Across the country, jails and prisons have emerged as de-facto psychiatric treatment facilities, although they are ill-equipped to meet this responsibility. Now a potential solution has emerged in the form of Mental Health Courts (MHCs).
Thanks in part to the tireless efforts of NAMI members over the last six years, there are approximately 70 MHCs across the country and many more in the planning stages. MHCs were created as a link between the criminal justice system and mental health services, with the goal of reducing the criminalization of mental illnesses, overcrowding in jails and prisons, and recidivism rates by improving access to treatment.

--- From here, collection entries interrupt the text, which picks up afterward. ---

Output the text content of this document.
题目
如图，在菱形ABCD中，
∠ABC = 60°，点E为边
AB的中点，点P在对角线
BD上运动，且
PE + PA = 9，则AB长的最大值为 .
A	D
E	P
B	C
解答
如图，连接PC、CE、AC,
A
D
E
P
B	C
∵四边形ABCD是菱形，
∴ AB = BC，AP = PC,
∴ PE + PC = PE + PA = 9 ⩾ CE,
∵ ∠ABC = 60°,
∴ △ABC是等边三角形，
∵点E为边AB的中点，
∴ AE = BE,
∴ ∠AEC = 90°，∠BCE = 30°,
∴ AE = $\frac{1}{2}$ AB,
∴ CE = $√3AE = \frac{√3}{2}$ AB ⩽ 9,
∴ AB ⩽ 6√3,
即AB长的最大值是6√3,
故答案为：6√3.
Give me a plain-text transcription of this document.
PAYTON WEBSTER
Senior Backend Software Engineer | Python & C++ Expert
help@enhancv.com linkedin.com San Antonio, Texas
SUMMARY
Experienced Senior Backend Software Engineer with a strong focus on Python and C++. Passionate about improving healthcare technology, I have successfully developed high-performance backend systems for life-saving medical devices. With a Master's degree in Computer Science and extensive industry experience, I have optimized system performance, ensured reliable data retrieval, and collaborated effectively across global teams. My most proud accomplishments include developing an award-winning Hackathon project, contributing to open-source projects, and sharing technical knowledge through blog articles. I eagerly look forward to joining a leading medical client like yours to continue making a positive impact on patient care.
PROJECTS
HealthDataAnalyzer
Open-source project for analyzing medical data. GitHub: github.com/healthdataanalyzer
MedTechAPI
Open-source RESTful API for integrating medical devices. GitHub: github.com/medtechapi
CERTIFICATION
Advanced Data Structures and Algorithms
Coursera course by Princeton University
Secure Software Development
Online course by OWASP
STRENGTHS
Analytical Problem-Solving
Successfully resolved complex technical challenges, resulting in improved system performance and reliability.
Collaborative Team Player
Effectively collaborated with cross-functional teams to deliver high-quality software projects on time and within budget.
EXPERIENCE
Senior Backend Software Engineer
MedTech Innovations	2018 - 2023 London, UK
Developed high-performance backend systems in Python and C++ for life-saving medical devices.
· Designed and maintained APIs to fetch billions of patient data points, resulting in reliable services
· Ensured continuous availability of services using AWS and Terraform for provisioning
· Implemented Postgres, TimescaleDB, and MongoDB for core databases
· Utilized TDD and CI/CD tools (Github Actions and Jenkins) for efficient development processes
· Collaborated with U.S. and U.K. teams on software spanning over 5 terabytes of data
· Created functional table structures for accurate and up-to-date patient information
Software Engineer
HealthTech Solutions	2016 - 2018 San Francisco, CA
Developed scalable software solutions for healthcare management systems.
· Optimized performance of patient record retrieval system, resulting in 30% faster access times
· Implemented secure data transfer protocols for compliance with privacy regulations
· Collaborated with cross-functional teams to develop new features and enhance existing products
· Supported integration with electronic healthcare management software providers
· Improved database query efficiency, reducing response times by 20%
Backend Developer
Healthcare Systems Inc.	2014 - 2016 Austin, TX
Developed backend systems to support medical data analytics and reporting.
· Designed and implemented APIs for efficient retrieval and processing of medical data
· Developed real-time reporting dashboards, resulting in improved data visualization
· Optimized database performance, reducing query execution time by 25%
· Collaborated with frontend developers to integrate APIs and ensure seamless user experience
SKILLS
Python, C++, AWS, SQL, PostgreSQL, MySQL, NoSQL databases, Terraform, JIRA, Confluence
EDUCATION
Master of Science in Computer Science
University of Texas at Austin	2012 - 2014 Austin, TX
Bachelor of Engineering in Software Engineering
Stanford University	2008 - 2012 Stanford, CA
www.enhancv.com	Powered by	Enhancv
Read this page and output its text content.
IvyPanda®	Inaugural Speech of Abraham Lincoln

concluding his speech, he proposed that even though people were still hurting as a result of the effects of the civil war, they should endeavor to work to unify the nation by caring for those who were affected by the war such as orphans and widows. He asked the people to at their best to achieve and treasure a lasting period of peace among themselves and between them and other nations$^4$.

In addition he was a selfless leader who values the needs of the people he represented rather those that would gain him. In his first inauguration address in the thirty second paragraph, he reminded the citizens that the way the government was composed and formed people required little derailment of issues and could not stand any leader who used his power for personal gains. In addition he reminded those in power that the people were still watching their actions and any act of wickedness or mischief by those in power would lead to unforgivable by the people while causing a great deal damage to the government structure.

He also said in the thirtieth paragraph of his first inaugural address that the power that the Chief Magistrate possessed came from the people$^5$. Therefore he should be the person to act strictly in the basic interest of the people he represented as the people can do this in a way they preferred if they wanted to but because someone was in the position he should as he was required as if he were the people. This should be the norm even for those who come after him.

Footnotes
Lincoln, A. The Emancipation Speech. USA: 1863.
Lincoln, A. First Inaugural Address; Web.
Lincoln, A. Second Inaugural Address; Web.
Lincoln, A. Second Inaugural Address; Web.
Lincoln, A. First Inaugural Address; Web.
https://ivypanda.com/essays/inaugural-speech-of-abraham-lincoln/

MHCs are run and staffed by court personnel and mental health professionals who understand the needs of persons with mental illnesses. In the case of criminal defendants with mental illnesses, many are now diverted from traditional criminal courts into MHCs, where they are sentenced to treatment programs, including community-based supports, rather than jails where mental health treatment is woefully inadequate. The court monitors clients to ensure that they are complying with the terms of their treatment programs. If clients are non-compliant, the court can impose sanctions, ranging from altering a client’s treatment program to incarceration.
NAMI has begun compiling information on all of these courts, such as contact information, eligibility requirements and sources of funding to assist consumers seeking diversion programs and advocates seeking to create mental health courts in their communities. NAMI, in conjunction with other organizations and persons, will continue to compile and update this information, which will be available soon on the NAMI website at www.nami.org.